At Memphis Central's 2013 graduation, Herron crossed the stage as an LSU football commit, and the Wilfong family looked on proudly. The Wilfongs stay in touch with Herron, now a junior defensive tackle for the Tigers, who recorded 23 tackles, including two for losses, in 2015. They check in on each other three times a week through texts and calls, with Herron a full-time supporter of CFL. "Around the world, there are a lot of people who don't know how to read," Herron says, acknowledging that it might be tough for kids to admit a weakness. "What I would say to them is, asking for help with a problem, that's being strong. Learning how to read, it can give you another start."

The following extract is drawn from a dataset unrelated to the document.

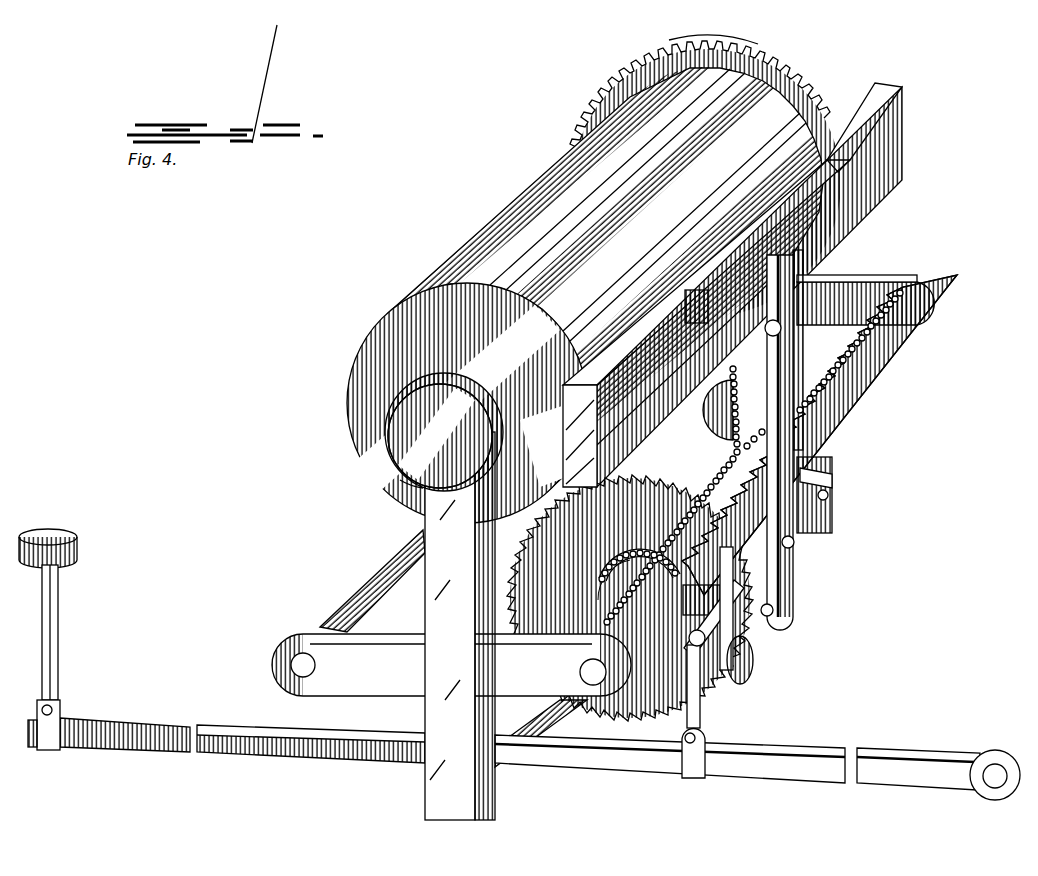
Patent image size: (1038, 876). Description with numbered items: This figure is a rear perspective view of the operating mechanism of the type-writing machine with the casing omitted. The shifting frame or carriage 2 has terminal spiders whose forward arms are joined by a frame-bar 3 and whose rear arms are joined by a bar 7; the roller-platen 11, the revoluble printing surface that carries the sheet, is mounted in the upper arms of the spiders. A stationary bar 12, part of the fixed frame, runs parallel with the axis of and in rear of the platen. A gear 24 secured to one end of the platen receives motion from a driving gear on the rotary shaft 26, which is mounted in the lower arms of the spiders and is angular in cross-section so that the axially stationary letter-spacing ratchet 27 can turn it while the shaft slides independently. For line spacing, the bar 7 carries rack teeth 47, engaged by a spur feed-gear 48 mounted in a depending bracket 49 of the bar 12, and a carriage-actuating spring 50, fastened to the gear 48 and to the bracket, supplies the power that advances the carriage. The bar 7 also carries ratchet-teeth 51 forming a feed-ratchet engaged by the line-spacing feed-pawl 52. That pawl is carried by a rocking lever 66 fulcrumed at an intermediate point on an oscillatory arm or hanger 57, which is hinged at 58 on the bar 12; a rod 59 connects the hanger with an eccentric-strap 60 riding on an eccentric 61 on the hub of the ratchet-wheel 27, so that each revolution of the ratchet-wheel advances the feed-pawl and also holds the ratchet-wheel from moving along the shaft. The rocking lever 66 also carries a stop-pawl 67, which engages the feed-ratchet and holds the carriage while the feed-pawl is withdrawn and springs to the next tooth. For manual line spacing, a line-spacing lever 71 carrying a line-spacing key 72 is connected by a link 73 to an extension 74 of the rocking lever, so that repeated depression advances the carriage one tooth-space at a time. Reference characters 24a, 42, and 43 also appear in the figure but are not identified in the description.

Reading, Herron says, changed his life. And he sees the long-term impact of it every day, when he comes home from football practice and is greeted by his feisty, bubbly 2-year-old daughter. Failynn Herron prefers books about Dora the Explorer, and her father's favorite time of day is when he tucks her in bed, and snuggles up next to her with a book. But the best part, he says, is when "she reads to me."